The leaves are very narrow, linear and rolled to threadlike, with a length of 2 to 7 centimeters. The leaves low on the plant sometimes borne in clusters. They may be covered in the same pointed hairs as the stems or may be hairless and on the stems there will be eight to twelve pairs.

The inflorescence is 9 to 22 cm of the upper portion of the stems. Each inflorescence will have one to five groups of flowers with each group having one or two cymes with one to three flowers. The flower petals are fused into funnel shape 13 to 18 cm long and are covered in glandular hairs externally, but hairless inside. The fused flower petals are blue-purple with a blue limb, but the flower buds are yellowish.

==Taxonomy==
Penstemon filiformis was initially described as a subspecies named Penstemon laetus subsp. filiformis by David D. Keck in 1932. The botanist Howard Earnest McMinn published a description of it as a variety of the same species in 1939 in the Illustrated Manual of California Shrubs. Keck revised his own classification to a species with the present name in 1951. Penstemon filiformis has no varieties or other synonyms. The type specimen was collected in the Sacramento River Canyon between Lamoine and Sims.

===Names===
In English it is known variously by related common names such as threadleaf penstemon, thread-leaved penstemon, threadleaf beardtongue, or thread-leaved beardtongue.

==Range and habitat==
Threadleaf penstemon is endemic to the state of California where it grows in the Klamath Mountains. The known populations grow in Lake, Shasta, Siskiyou, and Trinity counties. It is found above 400 m and below 600 m. The area of its range is between 1000 and 5000 km2.

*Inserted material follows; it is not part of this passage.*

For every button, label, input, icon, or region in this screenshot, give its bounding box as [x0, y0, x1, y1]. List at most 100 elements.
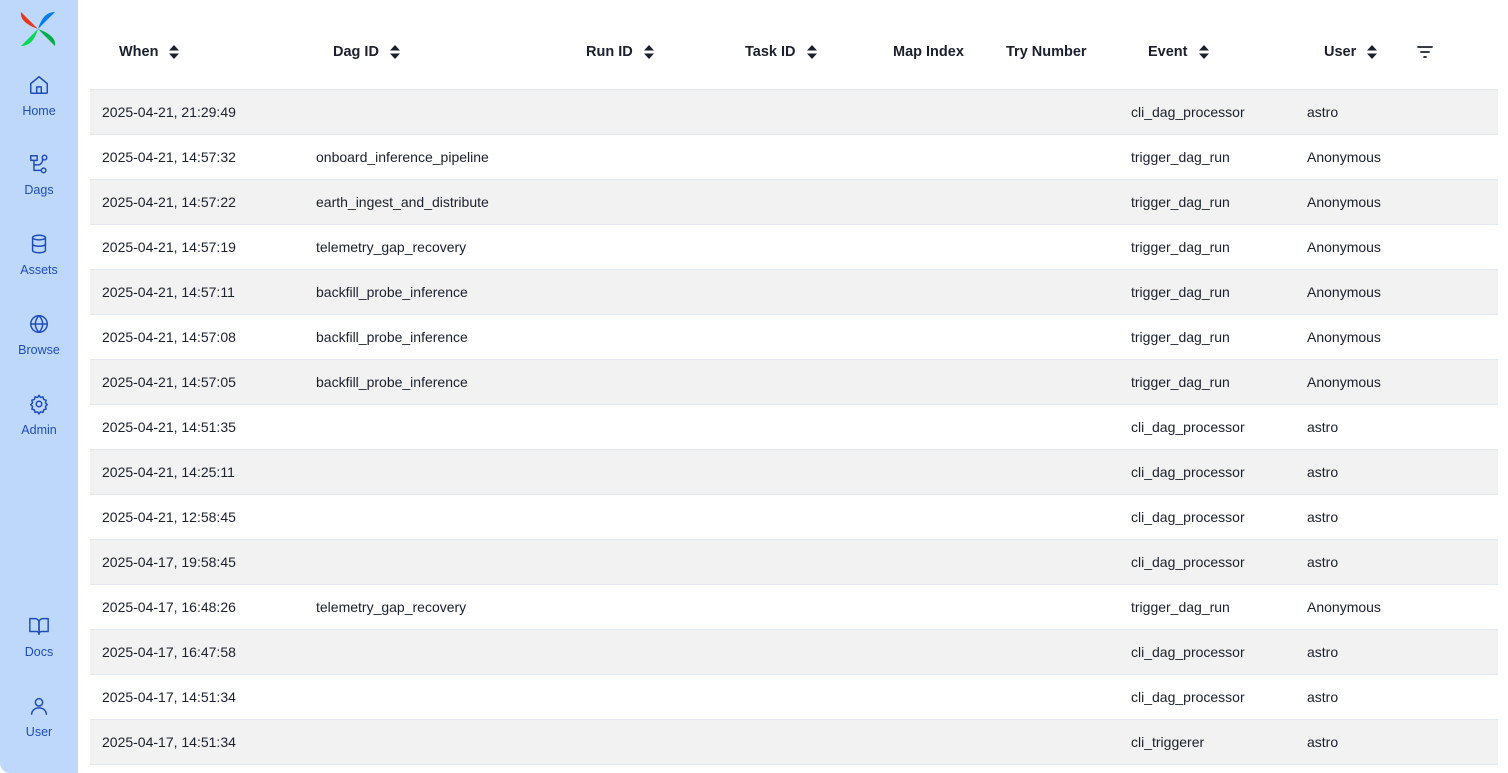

It grows on open rocky flats and gulches in the transition zone. It is associated with Jeffrey pine (Pinus jeffreyi) in the lower montane forest. It is strongly associated with serpentine soil, but does not always grow on them.

===Conservation===
The conservation organization NatureServe evaluated Penstemon filiformis in 2022 and rated it as apparently secure (G4). Though it has a very narrow range it is abundant in its habitat with about half of its population on United States Forest Service land.